|
Author: Davide Bonardo, Paolo Baggia
(Loquendo)
Date: September 09, 2004.
The Speech Synthesis Markup Language (SSML),
the new standard way of producing content to be spoken by a speech
synthesis system, is now a W3C Recommendation (see W3C press release
and testimonials
issued on September 8th 2004 or the full specification at www.w3.org/TR/speech-synthesis/).
SSML is an XML-based markup language, which is aimed to control
a Text-To-Speech (TTS) for a variety of application contexts.
The functional and practical goal of a TTS engine
is to generate spoken output from textual or XML-based documents,
like SSML. The TTS is not only useful for people suffering visual
impairments to read texts and interact with computers, but also
for many applications that employ voice-output technologies; for
example: alarms or announcements (e.g. in a railway station), interactive
telephone services, information services (weather forecasts, traffic
conditions, news...), banking, e-mail or fax reading, games, etc.
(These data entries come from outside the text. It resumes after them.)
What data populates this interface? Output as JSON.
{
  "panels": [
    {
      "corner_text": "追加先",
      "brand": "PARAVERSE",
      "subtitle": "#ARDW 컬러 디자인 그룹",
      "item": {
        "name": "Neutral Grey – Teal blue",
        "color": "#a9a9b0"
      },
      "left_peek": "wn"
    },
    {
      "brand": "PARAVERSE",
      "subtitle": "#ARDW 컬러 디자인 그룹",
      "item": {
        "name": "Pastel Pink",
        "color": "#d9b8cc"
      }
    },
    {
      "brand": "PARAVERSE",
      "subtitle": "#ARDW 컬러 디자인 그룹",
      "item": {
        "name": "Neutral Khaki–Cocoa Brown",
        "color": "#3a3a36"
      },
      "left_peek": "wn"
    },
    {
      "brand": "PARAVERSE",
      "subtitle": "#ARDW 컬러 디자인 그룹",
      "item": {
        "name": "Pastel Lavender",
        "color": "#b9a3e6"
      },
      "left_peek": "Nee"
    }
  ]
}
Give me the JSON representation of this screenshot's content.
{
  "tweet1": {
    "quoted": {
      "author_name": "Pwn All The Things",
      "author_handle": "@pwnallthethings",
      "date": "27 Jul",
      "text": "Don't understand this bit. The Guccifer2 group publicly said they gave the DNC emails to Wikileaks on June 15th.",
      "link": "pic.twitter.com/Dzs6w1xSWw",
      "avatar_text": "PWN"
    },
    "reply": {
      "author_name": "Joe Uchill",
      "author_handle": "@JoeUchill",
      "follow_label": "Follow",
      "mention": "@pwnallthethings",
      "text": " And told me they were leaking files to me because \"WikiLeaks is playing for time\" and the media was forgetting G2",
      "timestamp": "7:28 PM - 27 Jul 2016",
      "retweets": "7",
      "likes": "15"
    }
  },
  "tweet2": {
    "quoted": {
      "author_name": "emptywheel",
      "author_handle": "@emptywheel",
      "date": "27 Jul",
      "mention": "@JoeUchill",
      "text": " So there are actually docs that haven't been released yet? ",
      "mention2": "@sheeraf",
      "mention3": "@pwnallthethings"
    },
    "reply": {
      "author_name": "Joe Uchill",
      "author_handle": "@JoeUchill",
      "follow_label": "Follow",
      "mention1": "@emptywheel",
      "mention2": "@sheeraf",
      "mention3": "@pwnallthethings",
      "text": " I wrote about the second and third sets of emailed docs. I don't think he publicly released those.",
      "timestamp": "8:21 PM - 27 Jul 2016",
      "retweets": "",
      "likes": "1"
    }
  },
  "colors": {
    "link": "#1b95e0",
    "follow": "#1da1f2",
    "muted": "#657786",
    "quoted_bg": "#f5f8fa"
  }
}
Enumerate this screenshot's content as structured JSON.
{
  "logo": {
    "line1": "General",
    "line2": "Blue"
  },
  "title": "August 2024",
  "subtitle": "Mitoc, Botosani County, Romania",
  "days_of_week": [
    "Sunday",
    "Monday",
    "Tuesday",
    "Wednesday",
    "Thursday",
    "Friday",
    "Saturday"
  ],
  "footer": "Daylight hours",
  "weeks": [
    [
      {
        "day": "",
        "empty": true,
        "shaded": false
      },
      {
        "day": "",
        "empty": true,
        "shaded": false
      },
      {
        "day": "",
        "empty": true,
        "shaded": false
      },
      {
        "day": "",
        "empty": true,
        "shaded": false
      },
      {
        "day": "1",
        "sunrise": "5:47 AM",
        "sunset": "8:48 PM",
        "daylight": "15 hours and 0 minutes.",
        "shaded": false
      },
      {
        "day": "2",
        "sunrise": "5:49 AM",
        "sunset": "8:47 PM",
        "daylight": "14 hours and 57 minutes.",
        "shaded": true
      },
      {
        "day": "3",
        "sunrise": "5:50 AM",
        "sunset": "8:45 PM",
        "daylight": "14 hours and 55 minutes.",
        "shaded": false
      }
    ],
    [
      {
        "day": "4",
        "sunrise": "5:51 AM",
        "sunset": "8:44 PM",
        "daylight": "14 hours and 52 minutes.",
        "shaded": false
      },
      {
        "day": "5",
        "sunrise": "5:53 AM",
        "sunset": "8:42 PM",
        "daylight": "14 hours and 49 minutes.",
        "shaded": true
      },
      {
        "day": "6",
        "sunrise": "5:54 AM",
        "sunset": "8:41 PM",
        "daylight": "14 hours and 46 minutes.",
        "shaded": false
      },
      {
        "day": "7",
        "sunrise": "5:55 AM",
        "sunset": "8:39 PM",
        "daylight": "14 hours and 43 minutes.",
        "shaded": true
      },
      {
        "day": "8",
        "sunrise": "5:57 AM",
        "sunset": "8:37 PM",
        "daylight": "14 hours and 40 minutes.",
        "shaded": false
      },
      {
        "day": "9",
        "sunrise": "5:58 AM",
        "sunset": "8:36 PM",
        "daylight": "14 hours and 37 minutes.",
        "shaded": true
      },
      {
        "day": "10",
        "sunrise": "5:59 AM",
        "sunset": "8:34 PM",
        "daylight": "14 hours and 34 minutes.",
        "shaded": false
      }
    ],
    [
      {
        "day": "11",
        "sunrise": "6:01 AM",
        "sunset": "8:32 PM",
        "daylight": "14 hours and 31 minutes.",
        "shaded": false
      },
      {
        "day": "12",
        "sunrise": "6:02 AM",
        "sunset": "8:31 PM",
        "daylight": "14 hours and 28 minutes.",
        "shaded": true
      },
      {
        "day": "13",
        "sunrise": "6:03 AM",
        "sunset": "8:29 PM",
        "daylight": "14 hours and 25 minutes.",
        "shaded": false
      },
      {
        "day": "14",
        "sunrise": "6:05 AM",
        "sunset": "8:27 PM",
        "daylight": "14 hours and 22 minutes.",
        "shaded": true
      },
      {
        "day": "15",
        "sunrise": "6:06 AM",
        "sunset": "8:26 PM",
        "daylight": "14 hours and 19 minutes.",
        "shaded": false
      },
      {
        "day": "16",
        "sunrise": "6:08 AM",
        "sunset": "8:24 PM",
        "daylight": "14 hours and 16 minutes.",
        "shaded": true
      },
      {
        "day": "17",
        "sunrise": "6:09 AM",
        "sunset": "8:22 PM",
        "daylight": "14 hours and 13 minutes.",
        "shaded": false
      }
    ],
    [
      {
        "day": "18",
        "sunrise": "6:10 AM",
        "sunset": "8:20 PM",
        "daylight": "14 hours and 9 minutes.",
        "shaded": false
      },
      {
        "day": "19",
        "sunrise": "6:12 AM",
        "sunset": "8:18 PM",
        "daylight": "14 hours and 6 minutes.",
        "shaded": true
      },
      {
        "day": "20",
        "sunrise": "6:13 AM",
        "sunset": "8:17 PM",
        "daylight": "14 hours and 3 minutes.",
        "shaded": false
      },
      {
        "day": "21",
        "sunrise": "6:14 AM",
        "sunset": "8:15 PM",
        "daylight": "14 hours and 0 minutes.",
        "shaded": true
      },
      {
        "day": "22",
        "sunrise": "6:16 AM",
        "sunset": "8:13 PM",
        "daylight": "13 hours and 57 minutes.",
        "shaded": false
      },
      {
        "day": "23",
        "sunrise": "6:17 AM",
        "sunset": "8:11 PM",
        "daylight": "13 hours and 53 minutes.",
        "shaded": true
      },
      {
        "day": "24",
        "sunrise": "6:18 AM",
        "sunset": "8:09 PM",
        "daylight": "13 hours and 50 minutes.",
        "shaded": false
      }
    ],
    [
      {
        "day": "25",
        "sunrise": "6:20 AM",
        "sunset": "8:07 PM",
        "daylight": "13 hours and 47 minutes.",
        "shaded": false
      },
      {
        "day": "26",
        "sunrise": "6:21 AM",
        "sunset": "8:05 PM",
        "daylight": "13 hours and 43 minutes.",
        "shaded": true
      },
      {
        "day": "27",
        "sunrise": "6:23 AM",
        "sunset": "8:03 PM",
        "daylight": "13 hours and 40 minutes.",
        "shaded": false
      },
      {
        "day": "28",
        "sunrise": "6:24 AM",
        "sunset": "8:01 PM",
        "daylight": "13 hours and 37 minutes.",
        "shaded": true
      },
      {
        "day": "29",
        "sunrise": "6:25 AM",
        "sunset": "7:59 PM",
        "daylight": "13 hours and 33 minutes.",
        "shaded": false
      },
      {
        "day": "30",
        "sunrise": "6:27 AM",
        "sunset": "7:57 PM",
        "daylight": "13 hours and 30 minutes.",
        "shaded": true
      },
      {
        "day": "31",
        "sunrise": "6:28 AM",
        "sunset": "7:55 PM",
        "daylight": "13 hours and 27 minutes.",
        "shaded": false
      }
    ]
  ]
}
In all such very different applications, TTS generates the right
spoken output corresponding to the message to be communicated. In
many cases the usage of TTS may replace the recording of prompts
from a professional speaker, a very costly activity. Moreover, a
TTS may be fine-grain controlled for changing some parameters to
improve and optimize acoustic rendering. SSML helps specifying in
detail how to utter a text, a paragraph, a sentence, a phrase or
a single word.
To be SSML compliant is becoming a must for TTS
engines and voice platforms, because the SSML specification is part
of a larger set of markup specifications for voice browsers, called
W3C Speech Interface Framework, which has been finalized by the
Voice Browser Working Group (www.w3.org/voice). Even if the
SSML is a "new" markup language, it is already crucial
in many contexts. The Voice Extendible Markup Language (VoiceXML 2.0), which
enables Web-based development of speech applications, includes and
extends SSML for prompt messages in speech applications. In multimodal
applications, the SSML is mandatory both for the Speech Application
Language Tags (SALT) prompts and for the XHTML+Voice
(X+V 1.2)
language, which reuses a modularized VoiceXML embedded into XHTML
visual pages. The SSML is prescribed for prompts in the Synchronized
Multimedia Integration Language (SMIL) and in the Media
Resource Control Protocol (MRCP)
interaction protocol.
Finally, the Cascading Style Sheets (CSS), employed to augment
standard visual documents (like HTML), is developing a new CSS3
Speech Module which is designed to produce SSML content. Using
of CSS3 Speech
Module, it will be very easy to listen to a Web page instead
of reading it.
Inside
a TTS engine
Looking at the basics of TTS technology might be useful to understand
how the SSML reading instructions may affect the behavior of a TTS
engine. While different TTS systems may adopt different algorithms
to obtain automatically the correct output audio signal, a generic
synthesis process can be described as shown in the Figure 1.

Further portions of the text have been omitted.